Projetos no Estreito e no Caniço transformam alunos ‘maus’ em casos de sucesso

jorge carvalhoO Secretário Regional de Educação, Jorge Carvalho assistiu, na manhã desta quarta-feira, à apresentação dos resultados alcançados pelos alunos integrados nas turmas homogéneas constituídas, no início do ano letivo, nas Escolas Básicas de 2º e 3º Ciclo do Caniço e do Estreito de Câmara de Lobos.

A apresentação esteve a cargo dos responsáveis máximos daqueles estabelecimentos de ensino, os professores Armando Morgado e António Mendonça, e decorreu na Escola do Caniço, perante uma plateia constituída por professores, encarregados de educação e alguns dos alunos integrados nas referidas turmas. 

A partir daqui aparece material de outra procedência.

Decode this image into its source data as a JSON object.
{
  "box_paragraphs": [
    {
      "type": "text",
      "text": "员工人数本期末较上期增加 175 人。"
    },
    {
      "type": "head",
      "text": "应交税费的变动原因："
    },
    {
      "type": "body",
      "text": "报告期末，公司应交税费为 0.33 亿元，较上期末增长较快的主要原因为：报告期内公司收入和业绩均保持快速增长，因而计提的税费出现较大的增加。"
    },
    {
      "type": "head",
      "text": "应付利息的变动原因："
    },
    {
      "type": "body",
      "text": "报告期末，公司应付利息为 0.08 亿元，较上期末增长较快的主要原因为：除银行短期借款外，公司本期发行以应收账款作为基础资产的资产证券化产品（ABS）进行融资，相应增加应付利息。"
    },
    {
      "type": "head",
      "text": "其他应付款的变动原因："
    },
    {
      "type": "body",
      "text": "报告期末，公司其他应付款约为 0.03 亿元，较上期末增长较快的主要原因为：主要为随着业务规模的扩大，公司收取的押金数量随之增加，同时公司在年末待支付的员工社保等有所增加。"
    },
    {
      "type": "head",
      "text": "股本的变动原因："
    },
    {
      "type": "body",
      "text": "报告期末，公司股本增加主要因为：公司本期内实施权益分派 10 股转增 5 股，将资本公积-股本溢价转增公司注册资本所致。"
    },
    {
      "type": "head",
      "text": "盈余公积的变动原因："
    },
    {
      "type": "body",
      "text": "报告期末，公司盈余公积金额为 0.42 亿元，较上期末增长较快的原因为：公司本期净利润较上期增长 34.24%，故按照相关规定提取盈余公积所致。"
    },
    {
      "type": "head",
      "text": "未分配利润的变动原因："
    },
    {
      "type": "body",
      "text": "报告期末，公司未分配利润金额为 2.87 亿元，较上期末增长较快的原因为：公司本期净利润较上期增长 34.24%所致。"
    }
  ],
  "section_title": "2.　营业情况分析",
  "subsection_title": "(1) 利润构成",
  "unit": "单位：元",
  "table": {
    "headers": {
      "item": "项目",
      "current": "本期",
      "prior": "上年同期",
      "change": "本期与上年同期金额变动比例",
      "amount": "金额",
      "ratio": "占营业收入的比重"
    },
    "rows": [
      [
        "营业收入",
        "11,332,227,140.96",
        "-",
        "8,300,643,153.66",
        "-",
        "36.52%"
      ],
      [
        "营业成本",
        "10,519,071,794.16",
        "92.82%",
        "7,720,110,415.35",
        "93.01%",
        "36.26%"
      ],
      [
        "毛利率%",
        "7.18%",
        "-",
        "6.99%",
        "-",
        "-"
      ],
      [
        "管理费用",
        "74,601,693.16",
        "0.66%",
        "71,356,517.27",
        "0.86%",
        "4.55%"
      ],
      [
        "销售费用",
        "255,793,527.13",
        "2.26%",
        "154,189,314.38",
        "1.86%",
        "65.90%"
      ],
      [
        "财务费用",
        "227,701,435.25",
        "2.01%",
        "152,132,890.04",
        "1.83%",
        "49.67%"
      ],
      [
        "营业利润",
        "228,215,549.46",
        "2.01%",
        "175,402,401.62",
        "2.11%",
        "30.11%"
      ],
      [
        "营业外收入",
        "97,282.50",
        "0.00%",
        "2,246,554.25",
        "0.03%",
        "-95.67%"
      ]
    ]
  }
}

No final das apresentações, o responsável pela pasta da Educação felicitou as Escolas, os seus diretores e professores, pela ‘capacidade de resistência às dificuldades geradas pelo desconhecimento, as quais foram criadas artificialmente e alimentadas maldosamente por quem quis cavalgar a ignorância e fazer da Educação um campo de batalha para a política partidária’. 

Elucidando o sentido das suas declarações, Jorge Carvalho salientou que o modelo de intervenção adotado pelas escolas em causa para combater o insucesso não foi inovador, ‘pois reproduziu estratégias de intervenção que já tinham sido experimentadas, com sucesso, noutros países e igualmente noutras partes do nosso’. 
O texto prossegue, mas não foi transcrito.